April’s Font of the Month: Job Clarendon Text
While assisting the production of Font Bureau’s Reading Edge Series, I was taught to think of Optical Size as a kind of funnel. In a typeface’s display sizes, there’s almost infinite room for variety and detail. But as the size gets smaller, the constraints of what is legible or readable begin to outweigh the expressive character of the design, and the design options narrow.
As a thought experiment, we can take this funnel to its logical conclusion—below 4pt, every serif kinda has to become a slab serif, because anything thinner just wouldn’t show up. And at 1pt, readability concerns would completely take over, any serif would be too distracting, and every typeface would simply converge into the same hyper-legible sans.
Of course, type designers would never agree what that idealized “vanishing point” of type should look like, but we can probably make some assumptions based on what it would need to survive at a tiny size: it’d be wide, spacious, and uncomplicated, with a generous x-height and low contrast.
This month I’m sending you my first draft of Job Clarendon Text, a font that is certainly not intended for use at 1pt. But it is wide, spacious, and uncomplicated, with a generous x-height and low contrast. You could say it sits somewhere between the clunky rigidity of the original Job Clarendon and the most legible typeface in the world.
Job Clarendon is all about display—at least that’s how Bethany Heck and I conceived of the design five years ago. It was inspired by the big, bracketed slab serifs that job printers would use for their everyday posters and flyers in 19th century Britain and America. Over the past year, we completed a multiweight, multiwidth designspace with the help of type designer Sophia Tai, who did a lot of work on the boldest, narrowest styles.
Last year, Bethany, Sophia, and I also worked on wider styles of Job Clarendon for a commission, which also included contributions from type designer Jacques Le Bailly (The client hasn’t announced it yet, so I’ll hold off on sharing specifics for now.) The client and I discussed creating a version of Job Clarendon for body text, but in the end it was dropped from the project. I couldn’t shake the idea that a text face derived from this commission would be an interesting next step for the display-oriented series.
While the original Job Clarendon emphasizes narrowness and density, this text version is light and wide. In many ways it moves closer to the prototypical Haas Clarendon in terms of its overall style and proportion, with a fully round O (only the Bold weight retains any straight-sided counterforms) and long tails on R and a. At the same time, I tried to preserve Job Clarendon’s rigidity in a way that is subtle but hopefully still shines through in text—I’m talking about details like the overly-wide a and the elongated lower bowl of g.
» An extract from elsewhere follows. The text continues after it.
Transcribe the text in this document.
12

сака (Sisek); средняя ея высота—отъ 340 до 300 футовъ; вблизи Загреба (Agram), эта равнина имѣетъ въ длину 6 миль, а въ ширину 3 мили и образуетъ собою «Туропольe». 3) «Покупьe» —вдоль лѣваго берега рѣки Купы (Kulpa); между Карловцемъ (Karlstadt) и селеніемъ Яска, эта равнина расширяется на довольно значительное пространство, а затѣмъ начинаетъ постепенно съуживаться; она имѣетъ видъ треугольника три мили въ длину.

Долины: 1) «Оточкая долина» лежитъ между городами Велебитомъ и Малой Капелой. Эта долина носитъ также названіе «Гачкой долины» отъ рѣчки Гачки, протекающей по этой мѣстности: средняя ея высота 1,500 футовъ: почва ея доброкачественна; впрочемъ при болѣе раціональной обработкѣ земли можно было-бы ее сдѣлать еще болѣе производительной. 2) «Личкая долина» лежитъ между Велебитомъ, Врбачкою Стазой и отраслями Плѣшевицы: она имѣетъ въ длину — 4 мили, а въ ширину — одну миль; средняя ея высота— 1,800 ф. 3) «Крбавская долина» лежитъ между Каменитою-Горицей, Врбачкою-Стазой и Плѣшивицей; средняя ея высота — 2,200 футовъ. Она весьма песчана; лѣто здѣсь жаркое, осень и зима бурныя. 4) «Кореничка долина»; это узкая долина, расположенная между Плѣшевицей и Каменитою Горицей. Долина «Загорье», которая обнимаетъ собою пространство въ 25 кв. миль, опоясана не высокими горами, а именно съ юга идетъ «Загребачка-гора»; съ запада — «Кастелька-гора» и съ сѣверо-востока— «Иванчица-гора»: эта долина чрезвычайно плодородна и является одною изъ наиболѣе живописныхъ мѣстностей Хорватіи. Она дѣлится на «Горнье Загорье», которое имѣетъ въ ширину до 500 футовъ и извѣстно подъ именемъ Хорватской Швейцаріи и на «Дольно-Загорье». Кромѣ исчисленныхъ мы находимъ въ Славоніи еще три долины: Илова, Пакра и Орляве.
At text sizes, global decisions like weight, rhythm, and proportion matter far more than details like serifs and ball terminals. To make the typeface robust in small sizes, I enlarged the x-height beyond what is typical for the style, and allowed the ascenders to exceed the cap height. While testing the font, I ended up preferring a slightly lighter weight than I expected to at my target size of 14px / 10.5pt. If the light weight bothers you, I’ve made the last-minute decision to throw in a beefier variant, called “Job Clarendon Text B”...I’m curious to hear if you prefer it! (The variable font’s not quite ready yet, sorry.)
19th-century Clarendons did not have italic counterparts, so part of what I worked on with my client was figuring out what style of Italic would feel the least anachronistic: all tails, all slabs, or a little bit of both. We ended up choosing the hybrid model (slabby instrokes and tailed outstrokes) and used Egizio as our primary reference. I think it’s a good compromise—the plethora of tails at the baseline completely transforms the Italic’s texture, but the slabs prevent the design from feeling too flowy or cursive.
I’m happy to be working on this update at a particularly fruitful time for bracketed slab serifs — other recent releases include Stringer by Emily Klaebe, Ploquine by Emma Marichal, and an update of Commercial Type’s Caslon Ionic / Ionic Modern. I hope this is only the beginning of a full-on Slabissance in contemporary graphic design!
Even if Job Clarendon Text gets used nowhere else, I am happy that I finally have a text font that is perfect for Job Clarendon’s new(ish) web specimen! It was art directed by Bethany Heck and developed by Phil Moody, and includes 26 gorgeous type posters designed by Noah Baker.